How to Rebuild the Community of Family Physicians

Due to the Supreme Court’s decision to uphold the Affordable Care Act and a growing population of U.S. citizens 65+ seeking medical care, the demand for healthcare is at an all-time high. According to the Association of American Medical Colleges (AAMC), it is estimated there will be a shortage of 45,000 primary care doctors in the U.S. by 2020 and a shortage of 65,000 primary care doctors by 2025.


These statistics are scary, especially with a projected 32 million young Americans who will be insured due to the health care reform. Doctors’ offices are overflowing with patients in need of immediate care and it is becoming increasingly difficult for doctors to meet this high demand. While increased access to primary care will lead to better health outcomes and decreased costs for Americans, there are areas of the United States that have been classified as shortage areas, particularly rural areas and inner cities.

So why is there a shortage of family doctors and primary care physicians?

While family medicine is an excellent and rewarding field of practice, there has been a steady growth of medical students looking into other specialties. Even though half of medical students show an initial interest in primary care the first day of medical school, that number drops to 20% by their third year. What’s even more disheartening is that medical schools are actively discouraging these students from pursuing a career in family medicine.

In a New York Times article, Dr.
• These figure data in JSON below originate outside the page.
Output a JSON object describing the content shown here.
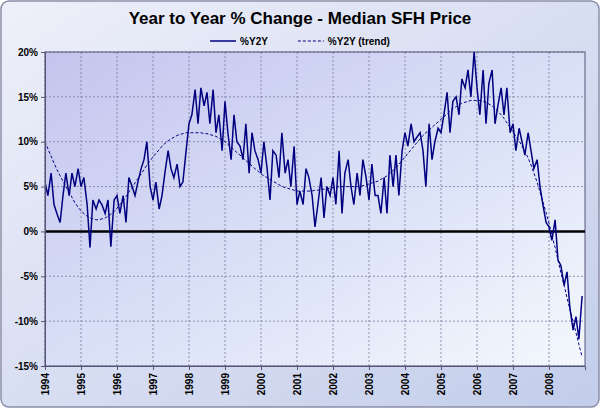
{
  "chart_data": {
    "type": "line",
    "title": "Year to Year % Change - Median SFH Price",
    "x": [
      1994.0,
      1994.08,
      1994.17,
      1994.25,
      1994.33,
      1994.42,
      1994.5,
      1994.58,
      1994.67,
      1994.75,
      1994.83,
      1994.92,
      1995.0,
      1995.08,
      1995.17,
      1995.25,
      1995.33,
      1995.42,
      1995.5,
      1995.58,
      1995.67,
      1995.75,
      1995.83,
      1995.92,
      1996.0,
      1996.08,
      1996.17,
      1996.25,
      1996.33,
      1996.42,
      1996.5,
      1996.58,
      1996.67,
      1996.75,
      1996.83,
      1996.92,
      1997.0,
      1997.08,
      1997.17,
      1997.25,
      1997.33,
      1997.42,
      1997.5,
      1997.58,
      1997.67,
      1997.75,
      1997.83,
      1997.92,
      1998.0,
      1998.08,
      1998.17,
      1998.25,
      1998.33,
      1998.42,
      1998.5,
      1998.58,
      1998.67,
      1998.75,
      1998.83,
      1998.92,
      1999.0,
      1999.08,
      1999.17,
      1999.25,
      1999.33,
      1999.42,
      1999.5,
      1999.58,
      1999.67,
      1999.75,
      1999.83,
      1999.92,
      2000.0,
      2000.08,
      2000.17,
      2000.25,
      2000.33,
      2000.42,
      2000.5,
      2000.58,
      2000.67,
      2000.75,
      2000.83,
      2000.92,
      2001.0,
      2001.08,
      2001.17,
      2001.25,
      2001.33,
      2001.42,
      2001.5,
      2001.58,
      2001.67,
      2001.75,
      2001.83,
      2001.92,
      2002.0,
      2002.08,
      2002.17,
      2002.25,
      2002.33,
      2002.42,
      2002.5,
      2002.58,
      2002.67,
      2002.75,
      2002.83,
      2002.92,
      2003.0,
      2003.08,
      2003.17,
      2003.25,
      2003.33,
      2003.42,
      2003.5,
      2003.58,
      2003.67,
      2003.75,
      2003.83,
      2003.92,
      2004.0,
      2004.08,
      2004.17,
      2004.25,
      2004.33,
      2004.42,
      2004.5,
      2004.58,
      2004.67,
      2004.75,
      2004.83,
      2004.92,
      2005.0,
      2005.08,
      2005.17,
      2005.25,
      2005.33,
      2005.42,
      2005.5,
      2005.58,
      2005.67,
      2005.75,
      2005.83,
      2005.92,
      2006.0,
      2006.08,
      2006.17,
      2006.25,
      2006.33,
      2006.42,
      2006.5,
      2006.58,
      2006.67,
      2006.75,
      2006.83,
      2006.92,
      2007.0,
      2007.08,
      2007.17,
      2007.25,
      2007.33,
      2007.42,
      2007.5,
      2007.58,
      2007.67,
      2007.75,
      2007.83,
      2007.92,
      2008.0,
      2008.08,
      2008.17,
      2008.25,
      2008.33,
      2008.42,
      2008.5,
      2008.58,
      2008.67,
      2008.75,
      2008.83,
      2008.92
    ],
    "series": [
      {
        "name": "%Y2Y",
        "color": "#000080",
        "line_style": "solid",
        "values": [
          5.5,
          4,
          6.5,
          3,
          2,
          1,
          4,
          6.5,
          4,
          6.5,
          5,
          7,
          5,
          6,
          3,
          -1.8,
          3.5,
          2.5,
          3.5,
          3,
          2,
          3.5,
          -1.7,
          3.5,
          4,
          2,
          4,
          1,
          6,
          5,
          4,
          5.5,
          7,
          8,
          10,
          5,
          3.5,
          5.5,
          2.5,
          4,
          6.5,
          9,
          7,
          6,
          7.5,
          5,
          5.5,
          9,
          12,
          13,
          15.8,
          12,
          16,
          14,
          15.5,
          12,
          15.8,
          11,
          13,
          9,
          14.5,
          11,
          8,
          13,
          10,
          9.5,
          8,
          12,
          6.5,
          11,
          9,
          8,
          6.5,
          10,
          7,
          3.5,
          9,
          8.5,
          6,
          11,
          6.5,
          8,
          5,
          9.5,
          3,
          4.5,
          3,
          7,
          6,
          4,
          0.5,
          3,
          6,
          1.5,
          5,
          4,
          6,
          3,
          9,
          2,
          6.5,
          8,
          5,
          3,
          6.5,
          4,
          8,
          6,
          3.5,
          7.5,
          4,
          4,
          2,
          6,
          2,
          8.5,
          5,
          8.5,
          4,
          9,
          11,
          9.5,
          12,
          10,
          10.5,
          11,
          9,
          5,
          12,
          8,
          10,
          11.5,
          11,
          13,
          15.5,
          11,
          14.5,
          15,
          13,
          17,
          16,
          18,
          15,
          20,
          16,
          13,
          18,
          12,
          16.5,
          18,
          12,
          14,
          16,
          13,
          16,
          11,
          12,
          9,
          11.5,
          10,
          8.5,
          11,
          9,
          7,
          8,
          5,
          3,
          1,
          0.5,
          -1,
          1.3,
          -3.2,
          -3.8,
          -6,
          -4.5,
          -8.5,
          -11,
          -9.5,
          -12,
          -7.2
        ]
      },
      {
        "name": "%Y2Y (trend)",
        "color": "#000080",
        "line_style": "dashed",
        "values": [
          10,
          9.2,
          8.4,
          7.6,
          6.9,
          6.2,
          5.6,
          5.0,
          4.4,
          3.8,
          3.2,
          2.7,
          2.3,
          2.0,
          1.7,
          1.5,
          1.4,
          1.3,
          1.3,
          1.4,
          1.5,
          1.7,
          1.9,
          2.2,
          2.6,
          3.0,
          3.4,
          3.9,
          4.4,
          4.9,
          5.4,
          5.9,
          6.4,
          6.9,
          7.4,
          7.9,
          8.3,
          8.7,
          9.1,
          9.5,
          9.8,
          10.1,
          10.3,
          10.5,
          10.7,
          10.8,
          10.9,
          11.0,
          11.0,
          11.0,
          11.0,
          11.0,
          11.0,
          10.9,
          10.9,
          10.8,
          10.7,
          10.6,
          10.4,
          10.2,
          10.0,
          9.7,
          9.4,
          9.1,
          8.8,
          8.5,
          8.2,
          7.9,
          7.6,
          7.3,
          7.0,
          6.7,
          6.4,
          6.2,
          6.0,
          5.8,
          5.6,
          5.4,
          5.2,
          5.0,
          4.9,
          4.8,
          4.7,
          4.6,
          4.5,
          4.5,
          4.5,
          4.5,
          4.5,
          4.5,
          4.6,
          4.6,
          4.7,
          4.7,
          4.8,
          4.8,
          4.9,
          4.9,
          5.0,
          5.0,
          5.0,
          5.0,
          5.0,
          5.0,
          5.0,
          5.0,
          5.1,
          5.2,
          5.3,
          5.4,
          5.5,
          5.6,
          5.8,
          6.0,
          6.2,
          6.5,
          6.8,
          7.1,
          7.5,
          7.9,
          8.3,
          8.7,
          9.1,
          9.5,
          9.9,
          10.3,
          10.7,
          11.0,
          11.3,
          11.6,
          11.9,
          12.2,
          12.5,
          12.8,
          13.1,
          13.4,
          13.7,
          13.9,
          14.1,
          14.3,
          14.4,
          14.5,
          14.6,
          14.6,
          14.6,
          14.6,
          14.5,
          14.4,
          14.2,
          14.0,
          13.7,
          13.4,
          13.0,
          12.6,
          12.1,
          11.6,
          11.1,
          10.6,
          10.1,
          9.5,
          8.9,
          8.2,
          7.4,
          6.5,
          5.5,
          4.4,
          3.3,
          2.1,
          0.9,
          -0.4,
          -1.8,
          -3.2,
          -4.6,
          -6.0,
          -7.4,
          -8.7,
          -10.0,
          -11.3,
          -12.6,
          -14.0
        ]
      }
    ],
    "xlim": [
      1994,
      2009
    ],
    "xticks": [
      1994,
      1995,
      1996,
      1997,
      1998,
      1999,
      2000,
      2001,
      2002,
      2003,
      2004,
      2005,
      2006,
      2007,
      2008
    ],
    "ylim": [
      -15,
      20
    ],
    "yticks": [
      {
        "value": -15,
        "label": "-15%"
      },
      {
        "value": -10,
        "label": "-10%"
      },
      {
        "value": -5,
        "label": "-5%"
      },
      {
        "value": 0,
        "label": "0%"
      },
      {
        "value": 5,
        "label": "5%"
      },
      {
        "value": 10,
        "label": "10%"
      },
      {
        "value": 15,
        "label": "15%"
      },
      {
        "value": 20,
        "label": "20%"
      }
    ],
    "grid": true,
    "legend": "top"
  }
}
Andrew Morris-Singer, president and co-founder of Primary Care Progress, stated that, “there’s a culture of discouragement that exists in most medical schools around primary care.” He said that, “a lot of medical schools disparage primary care. They say primary care isn’t a good use of medical school resources, and this is communicated to students in a direct way.”

In addition to the intentional lack of recruitment to primary care, money plays a pivotal role in determining one’s medical career. PCPs in America can make anywhere between $140,000 and $150,000, whereas specialists can make two to three times as much.

But there is hope.

Fortunately, some U.S. medical schools are taking steps to encourage medical students to pursue a career in family medicine. For example, Texas Tech has created an accelerated three-year program where students who choose family medicine will have reduced cost of medical school. Other universities interested in creating similar programs include: Mercer University School of Medicine in Georgia and Louisiana State University.

Though this physician workforce shortage was predicted back in 2008 by the American Medical Association (AMA), there is no easy solution to this problem. To ensure that there is an adequate supply of doctors and physicians to meet this country’s medical care demands in the future, there needs to be:

  • Increased recruitment efforts on the part of medical schools
  • Increased reimbursements for family practice to entice physicians to specialize in these areas
  • Decreased training period for primary care physicians so that medical students can move right into the medical curriculum and clinical training.

Family medicine is not a dying field and it should not be treated as such. There is an untapped population of eager and willing prospective family physicians who need the proper guidance and resources to follow their passion of caring for others despite the challenges they may face.